Additional Considerations

  • Troubleshooting
    • If having trouble aspirating fluid, consider adding ultrasound to improve needle accuracy. Consider using larger needles for aspiration as material may be viscous.
  • Post procedure care
    • Compression of any bleeding
    • Application of bandage
    • Avoidance of exposure to contaminants or submersion in water for a period of time, typically 24-48 hours
  • Risk factors
    • Infection
    • Injury to surrounding nerve, arteries or veins
    • Soft tissue injuries
  • Contraindications
    • No absolute contraindications
    • If concern is high for septic arthritis, the procedure should be performed.
  • Relative contraindications
    • Abnormal or altered anatomy
    • Overlying cellulitis, proceduralist will want to avoid seeding soft tissue infection into joint
    • Coagulopathy
      • Patients on anticoagulation can generally safely undergo arthrocentesis.
      • Can consider using a smaller needle than you typically would.
      • Literature supports safety of procedure on warfarin and NOAC[3]Yui JC, Preskill C, Greenlund LS. Arthrocentesis and joint injection in patients receiving direct oral anticoagulants.
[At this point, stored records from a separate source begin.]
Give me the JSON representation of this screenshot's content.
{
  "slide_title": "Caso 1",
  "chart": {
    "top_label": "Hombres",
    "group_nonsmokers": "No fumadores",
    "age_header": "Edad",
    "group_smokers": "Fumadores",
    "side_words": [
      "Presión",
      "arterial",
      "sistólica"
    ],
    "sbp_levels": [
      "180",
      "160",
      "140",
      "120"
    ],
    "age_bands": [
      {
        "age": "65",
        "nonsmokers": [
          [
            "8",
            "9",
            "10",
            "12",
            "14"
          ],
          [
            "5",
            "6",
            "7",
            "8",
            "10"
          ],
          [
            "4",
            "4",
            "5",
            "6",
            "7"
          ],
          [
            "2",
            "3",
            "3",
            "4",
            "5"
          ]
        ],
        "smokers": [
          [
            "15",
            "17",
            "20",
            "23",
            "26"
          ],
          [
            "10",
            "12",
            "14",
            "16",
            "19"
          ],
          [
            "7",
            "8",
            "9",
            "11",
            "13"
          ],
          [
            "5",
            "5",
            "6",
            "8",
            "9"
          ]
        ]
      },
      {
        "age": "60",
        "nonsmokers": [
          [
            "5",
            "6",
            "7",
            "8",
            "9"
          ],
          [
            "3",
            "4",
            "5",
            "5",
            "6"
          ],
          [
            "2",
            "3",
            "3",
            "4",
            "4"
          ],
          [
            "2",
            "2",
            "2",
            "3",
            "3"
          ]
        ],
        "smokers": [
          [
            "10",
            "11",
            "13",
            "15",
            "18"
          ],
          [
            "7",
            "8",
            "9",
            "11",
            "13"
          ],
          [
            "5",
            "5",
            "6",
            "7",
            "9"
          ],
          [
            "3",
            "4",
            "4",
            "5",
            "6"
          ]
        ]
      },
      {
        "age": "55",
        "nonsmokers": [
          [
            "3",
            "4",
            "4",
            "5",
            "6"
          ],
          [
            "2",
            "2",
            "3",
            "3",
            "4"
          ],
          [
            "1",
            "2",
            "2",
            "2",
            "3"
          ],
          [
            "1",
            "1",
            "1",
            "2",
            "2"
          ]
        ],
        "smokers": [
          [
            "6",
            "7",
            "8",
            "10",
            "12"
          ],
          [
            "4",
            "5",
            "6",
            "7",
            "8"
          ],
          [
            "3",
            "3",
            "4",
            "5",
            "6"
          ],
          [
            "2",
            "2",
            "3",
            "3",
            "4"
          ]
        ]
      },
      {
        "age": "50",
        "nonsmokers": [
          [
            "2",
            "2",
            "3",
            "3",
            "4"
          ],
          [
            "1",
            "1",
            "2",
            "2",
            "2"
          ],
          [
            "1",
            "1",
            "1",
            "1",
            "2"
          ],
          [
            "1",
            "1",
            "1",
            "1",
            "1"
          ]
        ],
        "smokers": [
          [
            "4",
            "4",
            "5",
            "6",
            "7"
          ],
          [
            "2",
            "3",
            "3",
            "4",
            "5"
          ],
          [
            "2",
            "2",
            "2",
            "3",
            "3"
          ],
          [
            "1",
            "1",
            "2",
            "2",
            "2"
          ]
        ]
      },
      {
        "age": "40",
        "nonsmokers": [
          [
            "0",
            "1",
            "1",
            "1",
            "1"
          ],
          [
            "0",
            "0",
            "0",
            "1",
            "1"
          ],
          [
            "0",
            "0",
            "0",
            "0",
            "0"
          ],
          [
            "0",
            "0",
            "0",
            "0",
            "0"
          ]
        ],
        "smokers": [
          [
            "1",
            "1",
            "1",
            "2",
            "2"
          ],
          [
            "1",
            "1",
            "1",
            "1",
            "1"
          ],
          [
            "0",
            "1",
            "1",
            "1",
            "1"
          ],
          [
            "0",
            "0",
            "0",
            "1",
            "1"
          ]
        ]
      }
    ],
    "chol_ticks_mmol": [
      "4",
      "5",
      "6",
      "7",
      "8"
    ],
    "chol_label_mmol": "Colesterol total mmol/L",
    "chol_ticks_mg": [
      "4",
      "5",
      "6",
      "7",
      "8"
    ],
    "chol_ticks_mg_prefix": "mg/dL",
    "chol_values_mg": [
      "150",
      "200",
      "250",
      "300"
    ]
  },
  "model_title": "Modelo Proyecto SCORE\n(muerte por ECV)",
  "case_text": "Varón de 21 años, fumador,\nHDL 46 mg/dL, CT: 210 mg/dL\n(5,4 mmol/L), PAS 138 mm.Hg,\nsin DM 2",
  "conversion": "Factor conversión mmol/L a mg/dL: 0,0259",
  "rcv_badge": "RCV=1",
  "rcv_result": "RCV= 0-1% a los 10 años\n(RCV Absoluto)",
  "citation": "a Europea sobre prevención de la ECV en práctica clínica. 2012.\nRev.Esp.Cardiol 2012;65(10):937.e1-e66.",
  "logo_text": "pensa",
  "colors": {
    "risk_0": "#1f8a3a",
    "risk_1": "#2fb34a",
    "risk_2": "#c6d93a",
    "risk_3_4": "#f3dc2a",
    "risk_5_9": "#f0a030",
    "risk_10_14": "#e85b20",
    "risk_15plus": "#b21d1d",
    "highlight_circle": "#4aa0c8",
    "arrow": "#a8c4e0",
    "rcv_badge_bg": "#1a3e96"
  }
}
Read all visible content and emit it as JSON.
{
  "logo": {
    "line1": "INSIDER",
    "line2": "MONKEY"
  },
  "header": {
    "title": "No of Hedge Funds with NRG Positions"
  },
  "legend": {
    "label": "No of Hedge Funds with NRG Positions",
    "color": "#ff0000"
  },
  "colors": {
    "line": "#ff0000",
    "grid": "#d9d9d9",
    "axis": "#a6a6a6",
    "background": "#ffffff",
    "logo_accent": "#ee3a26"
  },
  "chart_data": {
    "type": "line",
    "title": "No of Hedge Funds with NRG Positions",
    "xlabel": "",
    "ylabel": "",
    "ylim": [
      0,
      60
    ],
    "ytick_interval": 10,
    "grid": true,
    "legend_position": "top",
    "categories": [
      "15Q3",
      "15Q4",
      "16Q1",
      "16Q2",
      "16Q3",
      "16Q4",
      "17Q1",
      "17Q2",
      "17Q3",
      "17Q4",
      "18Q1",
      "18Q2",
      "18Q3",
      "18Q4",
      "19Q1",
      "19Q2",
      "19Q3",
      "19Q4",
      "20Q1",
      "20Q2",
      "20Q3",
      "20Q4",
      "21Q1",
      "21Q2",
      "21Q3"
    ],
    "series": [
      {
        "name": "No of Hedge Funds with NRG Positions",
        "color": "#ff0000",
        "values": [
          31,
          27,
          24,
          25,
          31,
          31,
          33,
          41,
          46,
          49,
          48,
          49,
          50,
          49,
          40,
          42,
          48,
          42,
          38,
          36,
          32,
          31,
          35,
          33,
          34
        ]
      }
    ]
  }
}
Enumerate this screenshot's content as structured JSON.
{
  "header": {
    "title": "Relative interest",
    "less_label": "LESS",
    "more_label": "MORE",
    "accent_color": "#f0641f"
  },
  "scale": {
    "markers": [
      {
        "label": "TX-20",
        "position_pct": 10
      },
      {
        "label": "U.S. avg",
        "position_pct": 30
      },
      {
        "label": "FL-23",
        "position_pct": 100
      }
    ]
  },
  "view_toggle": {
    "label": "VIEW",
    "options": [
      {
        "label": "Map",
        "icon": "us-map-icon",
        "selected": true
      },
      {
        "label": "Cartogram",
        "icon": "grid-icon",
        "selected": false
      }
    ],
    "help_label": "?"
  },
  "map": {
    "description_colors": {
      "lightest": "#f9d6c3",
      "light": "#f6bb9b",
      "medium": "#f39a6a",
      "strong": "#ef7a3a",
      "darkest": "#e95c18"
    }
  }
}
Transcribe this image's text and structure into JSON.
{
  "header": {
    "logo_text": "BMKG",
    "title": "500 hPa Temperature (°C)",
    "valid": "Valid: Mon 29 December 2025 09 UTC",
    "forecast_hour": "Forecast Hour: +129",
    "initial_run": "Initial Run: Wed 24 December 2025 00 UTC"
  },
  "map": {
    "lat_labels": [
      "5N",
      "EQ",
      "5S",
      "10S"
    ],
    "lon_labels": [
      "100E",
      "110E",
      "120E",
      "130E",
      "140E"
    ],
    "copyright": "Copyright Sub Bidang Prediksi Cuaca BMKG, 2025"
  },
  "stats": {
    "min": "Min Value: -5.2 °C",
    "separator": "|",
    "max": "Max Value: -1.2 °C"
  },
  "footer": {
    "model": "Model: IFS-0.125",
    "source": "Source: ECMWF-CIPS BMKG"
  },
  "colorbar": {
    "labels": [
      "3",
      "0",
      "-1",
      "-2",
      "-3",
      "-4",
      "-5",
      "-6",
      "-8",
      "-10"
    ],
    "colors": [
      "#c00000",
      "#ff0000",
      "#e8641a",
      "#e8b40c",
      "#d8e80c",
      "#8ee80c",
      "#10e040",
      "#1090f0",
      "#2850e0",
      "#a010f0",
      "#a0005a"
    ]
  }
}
Mayo Clin Proc. 2017;92(8):1223-1226.[4]Bashir MA, Ray R, Sarda P, Li S, Corbett S. Determination of a safe INR for joint injections in patients taking warfarin. Ann R Coll Surg Engl. 2015;97(8):589-591.[5]Ahmed I, Gertner E. Safety of arthrocentesis and joint injection in patients receiving anticoagulation at therapeutic levels. Am J Med. 2012;125(3):265-269.
    • Joint prosthesis
    • Acute fracture
    • Osteomyelitis
    • Uncooperative patients
    • Bacteremia
  • Medication Injections
    • Corticosteroid injection can be considered in patients with inflammatory, crystal or osteoarthropathies to help decrease inflammation and improve pain. Corticosteroid injection can be considered on a case by case basis but should be avoided in patients in which infection is a consideration. Additional relative contraindications include uncontrolled diabetes, pending joint surgery, history of arthroplasty, and fracture.
    • Analgesic medications can be injected at the discretion of the physician. Considerations include NSAIDS, Opiates.
    • Other injectants including dextrose, viscosupplementation and regenerative therapies are typically reserved for the outpatient setting.

Pearls & Pitfalls

  • If the patient complains of pain during the procedure, you may pause to inject more local anesthetic. Also consider providing PO, IM or IV medication prior to the procedure depending on their degree of discomfort.
  • Patients with a larger body habitus may be more challenging to aspirate. In these cases, be sure to have staff available to help manipulate soft tissue and have longer needles.
  • Consider having an assistant available to help with either pushing fluid towards the needle tip, holding the probe and/or drawing back on larger syringes that require two hands.